The effect upon this person of Psmith’s meteorological remark was instantaneous. A light of the utmost friendliness shone in his beautifully-shaven face as he turned. He seized Psmith’s ha
nd and gripped it with a delightful heartiness. He had the air of a man who has found a friend, and what is more, an old friend. He had a sort of journeys-end-in-lovers’-meeting look.
‘My dear old chap!’ he cried. ‘I’ve been waiting for you to speak for the last five minutes. Knew we’d met before somewhere, but couldn’t place you. Face familiar as the dickens, of course. Well, well, well! And how are they all?’
‘Who?’ said Psmith courteously.
‘Why, the boys, my dear chap.’
‘Oh, the boys?’
‘The dear old boys,’ said the other, specifying more exactly. He slapped Psmith on the shoulder. ‘What times those were, eh?’
‘Which?’ said Psmith.
‘The times we all used to have together.’
‘Oh, those ?’ said Psmith.
Something of discouragement seemed to creep over the other’s exuberance, as a cloud creeps over the summer sky. But he persevered.

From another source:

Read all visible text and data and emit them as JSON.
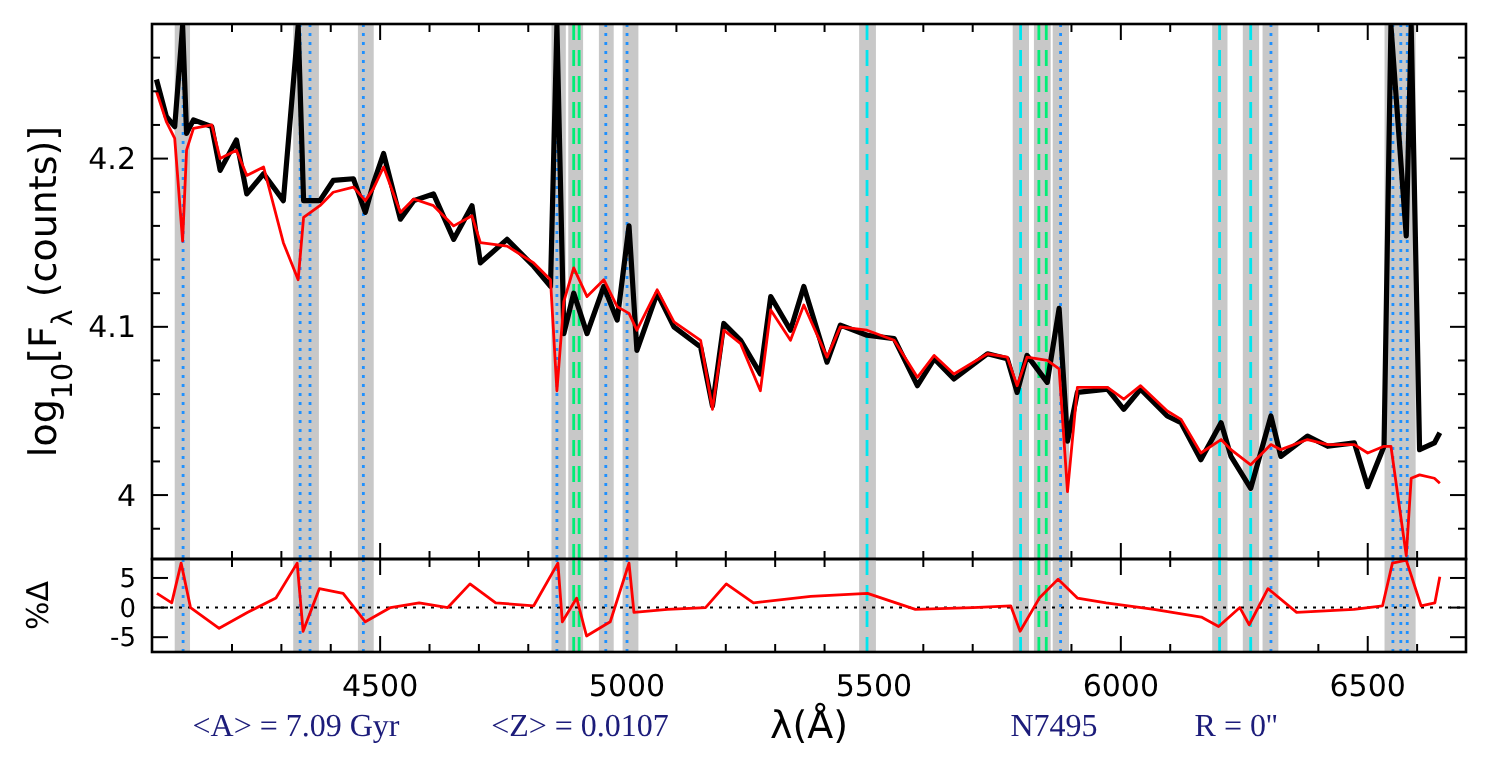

‘Fancy meeting you again like this!’
‘It is a small world,’ agreed Psmith.
‘I’d ask you to come and have a drink,’ said the jovial one, with the slight increase of tensity which comes to a man who approaches the core of a business deal, ‘but the fact is my ass of a man sent me out this morning without a penny. Forgot to give me my note-case. Damn’ careless! I’ll have to sack the fellow.’
‘Annoying, certainly,’ said Psmith.
‘I wish I could have stood you a drink,’ said the other wistfully.
‘Of all sad words of tongue or pen, the saddest are these, “It might have been”,’ sighed Psmith.
‘I’ll tell you what,’ said the jovial one, inspired. ‘Lend me a fiver, my dear old boy. That’s the best way out of the difficulty. I can send it round to your hotel or wherever you are this evening when I get home.’